LULA PRONTO A MEDIARE TRA VENEZUELA, USA E COLOMBIA – Lula mediatore fra il Venezuela e gli Stati Uniti, ma anche fra il Venezuela e la Colombia. Doppio, delicato ruolo per il presidente brasiliano Luiz Inacio Lula da Silva che, secondo la stampa brasiliana, al summit dell’Unasur, Unione delle nazioni sudamericane, a Quito dovrà assumere il ruolo di mediatore in un clima molto teso.
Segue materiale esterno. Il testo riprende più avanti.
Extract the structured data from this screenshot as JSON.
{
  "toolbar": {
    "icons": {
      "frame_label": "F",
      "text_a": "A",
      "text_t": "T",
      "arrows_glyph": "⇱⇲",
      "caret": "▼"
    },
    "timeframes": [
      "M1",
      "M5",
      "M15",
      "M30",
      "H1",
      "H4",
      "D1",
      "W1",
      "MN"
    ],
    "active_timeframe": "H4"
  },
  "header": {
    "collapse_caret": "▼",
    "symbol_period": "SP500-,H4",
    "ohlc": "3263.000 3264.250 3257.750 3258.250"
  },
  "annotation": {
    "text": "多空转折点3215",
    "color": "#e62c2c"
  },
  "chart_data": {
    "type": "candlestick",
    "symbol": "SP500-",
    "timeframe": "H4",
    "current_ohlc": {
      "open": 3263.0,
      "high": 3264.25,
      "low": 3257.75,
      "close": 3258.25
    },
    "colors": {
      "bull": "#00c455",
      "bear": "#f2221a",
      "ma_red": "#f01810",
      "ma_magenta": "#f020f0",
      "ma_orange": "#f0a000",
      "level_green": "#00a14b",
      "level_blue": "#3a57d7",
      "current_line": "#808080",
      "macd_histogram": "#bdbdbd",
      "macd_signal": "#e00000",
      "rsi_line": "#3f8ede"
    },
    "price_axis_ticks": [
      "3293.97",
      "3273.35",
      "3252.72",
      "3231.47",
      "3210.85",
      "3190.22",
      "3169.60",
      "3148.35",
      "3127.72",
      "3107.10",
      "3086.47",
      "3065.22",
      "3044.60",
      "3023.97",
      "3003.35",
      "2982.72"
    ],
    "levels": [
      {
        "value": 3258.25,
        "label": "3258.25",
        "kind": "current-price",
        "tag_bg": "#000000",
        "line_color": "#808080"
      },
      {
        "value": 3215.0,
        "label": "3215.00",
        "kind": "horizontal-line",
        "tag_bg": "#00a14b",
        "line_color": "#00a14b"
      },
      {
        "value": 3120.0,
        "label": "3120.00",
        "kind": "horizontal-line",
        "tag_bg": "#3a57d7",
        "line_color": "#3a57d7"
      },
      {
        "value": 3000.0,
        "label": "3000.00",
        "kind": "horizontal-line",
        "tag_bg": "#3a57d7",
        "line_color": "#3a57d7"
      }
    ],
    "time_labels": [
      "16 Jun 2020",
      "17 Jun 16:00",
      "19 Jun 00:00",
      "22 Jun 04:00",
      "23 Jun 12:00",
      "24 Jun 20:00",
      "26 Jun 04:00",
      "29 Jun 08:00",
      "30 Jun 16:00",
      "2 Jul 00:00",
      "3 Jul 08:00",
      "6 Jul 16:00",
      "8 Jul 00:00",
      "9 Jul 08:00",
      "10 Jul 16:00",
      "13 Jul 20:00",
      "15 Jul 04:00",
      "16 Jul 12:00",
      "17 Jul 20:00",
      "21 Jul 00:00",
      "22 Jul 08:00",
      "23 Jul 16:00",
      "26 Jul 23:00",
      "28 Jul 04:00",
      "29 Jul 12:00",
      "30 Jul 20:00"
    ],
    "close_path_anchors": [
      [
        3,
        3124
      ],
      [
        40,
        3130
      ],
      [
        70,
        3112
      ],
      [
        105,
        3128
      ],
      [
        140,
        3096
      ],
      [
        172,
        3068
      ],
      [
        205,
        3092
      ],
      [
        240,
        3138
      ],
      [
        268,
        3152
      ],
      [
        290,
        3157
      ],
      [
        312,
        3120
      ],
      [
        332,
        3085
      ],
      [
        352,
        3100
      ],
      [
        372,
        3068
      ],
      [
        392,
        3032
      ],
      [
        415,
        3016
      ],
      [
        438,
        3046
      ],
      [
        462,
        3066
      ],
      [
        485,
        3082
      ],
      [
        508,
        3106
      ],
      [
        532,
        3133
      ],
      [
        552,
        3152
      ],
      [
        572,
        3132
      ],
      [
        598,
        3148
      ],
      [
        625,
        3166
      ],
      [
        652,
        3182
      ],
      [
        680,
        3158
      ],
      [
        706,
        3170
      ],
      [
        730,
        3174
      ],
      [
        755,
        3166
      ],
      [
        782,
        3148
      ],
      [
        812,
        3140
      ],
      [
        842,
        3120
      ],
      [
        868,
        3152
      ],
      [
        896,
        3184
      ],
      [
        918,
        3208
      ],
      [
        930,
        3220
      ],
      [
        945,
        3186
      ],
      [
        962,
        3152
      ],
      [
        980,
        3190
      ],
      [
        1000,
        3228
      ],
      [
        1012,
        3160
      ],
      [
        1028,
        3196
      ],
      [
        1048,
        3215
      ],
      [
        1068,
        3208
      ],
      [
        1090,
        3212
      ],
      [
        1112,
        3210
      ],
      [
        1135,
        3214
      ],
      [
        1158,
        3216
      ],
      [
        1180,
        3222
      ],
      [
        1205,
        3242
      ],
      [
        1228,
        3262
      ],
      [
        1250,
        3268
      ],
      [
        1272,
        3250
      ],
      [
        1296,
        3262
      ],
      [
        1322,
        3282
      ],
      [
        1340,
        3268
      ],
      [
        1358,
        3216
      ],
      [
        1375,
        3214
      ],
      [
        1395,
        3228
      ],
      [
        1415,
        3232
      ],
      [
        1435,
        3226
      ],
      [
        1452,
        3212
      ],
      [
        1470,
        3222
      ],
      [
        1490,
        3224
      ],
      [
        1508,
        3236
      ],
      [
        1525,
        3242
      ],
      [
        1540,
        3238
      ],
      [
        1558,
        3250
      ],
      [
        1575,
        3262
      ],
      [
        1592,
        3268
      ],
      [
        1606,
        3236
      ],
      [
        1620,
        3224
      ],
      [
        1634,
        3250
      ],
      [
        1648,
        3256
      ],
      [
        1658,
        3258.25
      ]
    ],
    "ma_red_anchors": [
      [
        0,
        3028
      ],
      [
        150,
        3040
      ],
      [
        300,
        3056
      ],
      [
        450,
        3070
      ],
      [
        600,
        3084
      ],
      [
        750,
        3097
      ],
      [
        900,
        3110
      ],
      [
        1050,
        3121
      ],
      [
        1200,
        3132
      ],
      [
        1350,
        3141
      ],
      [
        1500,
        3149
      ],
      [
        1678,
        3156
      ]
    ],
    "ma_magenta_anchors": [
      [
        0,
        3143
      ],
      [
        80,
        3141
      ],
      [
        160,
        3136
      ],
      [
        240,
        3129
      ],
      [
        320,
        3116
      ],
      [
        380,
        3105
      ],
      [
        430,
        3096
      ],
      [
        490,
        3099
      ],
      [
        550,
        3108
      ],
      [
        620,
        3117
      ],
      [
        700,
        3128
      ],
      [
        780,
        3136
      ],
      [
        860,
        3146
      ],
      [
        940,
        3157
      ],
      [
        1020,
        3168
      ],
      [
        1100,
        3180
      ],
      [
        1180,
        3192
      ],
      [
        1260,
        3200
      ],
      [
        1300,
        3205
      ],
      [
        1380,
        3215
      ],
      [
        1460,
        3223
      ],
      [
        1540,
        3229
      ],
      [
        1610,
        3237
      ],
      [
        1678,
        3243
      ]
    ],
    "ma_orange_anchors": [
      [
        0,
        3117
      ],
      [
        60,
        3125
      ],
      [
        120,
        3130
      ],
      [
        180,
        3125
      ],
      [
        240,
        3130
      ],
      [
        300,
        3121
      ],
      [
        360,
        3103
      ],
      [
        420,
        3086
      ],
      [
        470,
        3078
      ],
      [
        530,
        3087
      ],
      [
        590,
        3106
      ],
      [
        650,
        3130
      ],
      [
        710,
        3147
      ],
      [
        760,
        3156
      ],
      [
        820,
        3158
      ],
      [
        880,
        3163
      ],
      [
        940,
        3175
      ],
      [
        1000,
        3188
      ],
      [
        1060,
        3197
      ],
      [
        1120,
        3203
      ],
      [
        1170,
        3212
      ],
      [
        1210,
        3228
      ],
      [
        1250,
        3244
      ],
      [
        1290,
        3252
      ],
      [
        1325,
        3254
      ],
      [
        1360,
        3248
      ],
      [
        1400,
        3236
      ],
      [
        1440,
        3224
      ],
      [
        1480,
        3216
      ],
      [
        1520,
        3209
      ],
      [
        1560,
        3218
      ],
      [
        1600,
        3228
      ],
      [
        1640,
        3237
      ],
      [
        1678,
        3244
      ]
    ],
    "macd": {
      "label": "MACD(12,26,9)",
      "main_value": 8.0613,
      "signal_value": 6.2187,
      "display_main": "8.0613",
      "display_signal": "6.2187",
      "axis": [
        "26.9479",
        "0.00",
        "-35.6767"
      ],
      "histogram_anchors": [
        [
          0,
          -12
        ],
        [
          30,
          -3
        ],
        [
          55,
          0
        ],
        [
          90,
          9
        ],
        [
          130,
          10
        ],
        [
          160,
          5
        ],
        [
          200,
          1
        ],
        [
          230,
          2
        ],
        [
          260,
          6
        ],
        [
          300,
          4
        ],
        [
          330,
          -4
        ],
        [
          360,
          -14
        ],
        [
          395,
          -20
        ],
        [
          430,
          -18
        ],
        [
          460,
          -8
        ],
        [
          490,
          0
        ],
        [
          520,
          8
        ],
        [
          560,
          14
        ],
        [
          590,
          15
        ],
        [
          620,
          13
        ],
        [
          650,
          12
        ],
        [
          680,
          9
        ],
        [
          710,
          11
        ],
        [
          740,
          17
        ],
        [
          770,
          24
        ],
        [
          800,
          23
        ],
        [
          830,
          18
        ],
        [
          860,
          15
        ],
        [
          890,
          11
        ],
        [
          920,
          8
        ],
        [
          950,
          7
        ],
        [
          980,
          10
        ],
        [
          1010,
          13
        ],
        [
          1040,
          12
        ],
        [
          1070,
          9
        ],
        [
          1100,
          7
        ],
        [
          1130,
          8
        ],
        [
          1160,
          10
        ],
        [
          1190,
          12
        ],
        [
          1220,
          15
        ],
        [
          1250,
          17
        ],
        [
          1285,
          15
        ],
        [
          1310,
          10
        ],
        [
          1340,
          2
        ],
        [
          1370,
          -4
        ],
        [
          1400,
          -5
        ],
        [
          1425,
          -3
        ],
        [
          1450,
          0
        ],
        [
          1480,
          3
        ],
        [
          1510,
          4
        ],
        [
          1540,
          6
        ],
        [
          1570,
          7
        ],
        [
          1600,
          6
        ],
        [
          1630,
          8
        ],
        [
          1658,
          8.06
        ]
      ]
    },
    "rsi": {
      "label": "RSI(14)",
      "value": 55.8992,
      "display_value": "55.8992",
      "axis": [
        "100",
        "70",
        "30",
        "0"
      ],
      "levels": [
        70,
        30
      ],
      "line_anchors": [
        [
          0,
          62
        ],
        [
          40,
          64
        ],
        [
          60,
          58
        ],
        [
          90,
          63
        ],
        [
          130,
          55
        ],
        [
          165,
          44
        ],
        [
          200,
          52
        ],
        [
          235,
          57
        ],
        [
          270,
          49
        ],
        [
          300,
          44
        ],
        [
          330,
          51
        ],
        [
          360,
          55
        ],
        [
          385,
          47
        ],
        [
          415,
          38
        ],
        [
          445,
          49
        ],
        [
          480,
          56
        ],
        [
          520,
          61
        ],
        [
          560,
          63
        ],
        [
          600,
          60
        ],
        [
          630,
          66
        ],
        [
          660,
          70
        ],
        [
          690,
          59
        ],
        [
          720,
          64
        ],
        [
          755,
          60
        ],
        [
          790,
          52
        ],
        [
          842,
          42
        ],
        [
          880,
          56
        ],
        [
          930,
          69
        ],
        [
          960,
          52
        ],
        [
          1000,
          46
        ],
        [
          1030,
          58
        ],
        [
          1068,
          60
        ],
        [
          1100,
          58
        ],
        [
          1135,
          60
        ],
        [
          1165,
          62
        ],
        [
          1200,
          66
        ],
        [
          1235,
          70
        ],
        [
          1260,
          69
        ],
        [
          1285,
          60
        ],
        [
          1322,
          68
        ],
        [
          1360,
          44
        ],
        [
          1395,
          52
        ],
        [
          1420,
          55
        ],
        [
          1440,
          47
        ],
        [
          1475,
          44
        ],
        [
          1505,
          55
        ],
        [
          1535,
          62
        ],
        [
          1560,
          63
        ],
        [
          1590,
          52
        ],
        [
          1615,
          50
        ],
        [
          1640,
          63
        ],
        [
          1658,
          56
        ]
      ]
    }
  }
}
Al centro dei colloqui c’è la discussione sull’ accordo militare fra Bogotà e Washington per permettere ai soldati americani l’uso di sette basi colombiane. Un’intesa inaccettabile per il presidente venezuelano Hugo Chávez, il leader sudamericano più critico nei confronti degli Stati Uniti e delle politiche colombiane. Al vertice non partecipa il presidente colombiano Álvaro Uribe, ma questo non impedisce il dibattito sullo spinoso argomento. Ed è probabile, sottolinea Zero Hora, che Chávez o l’omologo ecuadoregno Rafael Correa tornino alla carica contro le scelte colombiane. Da Lula, alla guida di un governo di sinistra più moderato e sostenuto da alti indici di popolarità, nonostante i dubbi sulle basi espressi a più riprese, molti analisti si aspettano una posizione di possibile intermediazione. E questo non vale solo per i vicini sudamericani. Secondo Folha de Sao Paulo, il Brasile tenta la carta del dialogo fra Caracas e Washington.
All’origine di questa scelta ci sarebbe il viaggio del consigliere speciale di Lula per gli affari esteri, Marco Aurelio García, la scorsa settimana a Caracas per incontrare Chávez.
García ha proposto al leader venezuelano di stabilire un contatto diretto con l’amministrazione americana, rivolgendo poi lo stesso invito a Jim Jones, consigliere per la sicurezza nazionale Usa.
Intanto il vertice Unasur apre i battenti senza Uribe. Il presidente colombiano ha detto e ripetuto che l’obiettivo dell’accordo militare è aumentare la cooperazione con gli Usa nella lotta contro il narcotraffico, ma nella regione sudamericana c’è scetticismo e preoccupazione. Qualcuno vede in quest’intesa una sorta di contrappeso ai recenti accordi fra il Venezuela e nazioni come l’Iran. C’è attesa per gli sviluppi: se il Brasile riuscisse realmente a ridimensionare i toni del conflitto, sarebbe un importante successo diplomatico per il governo di Lula.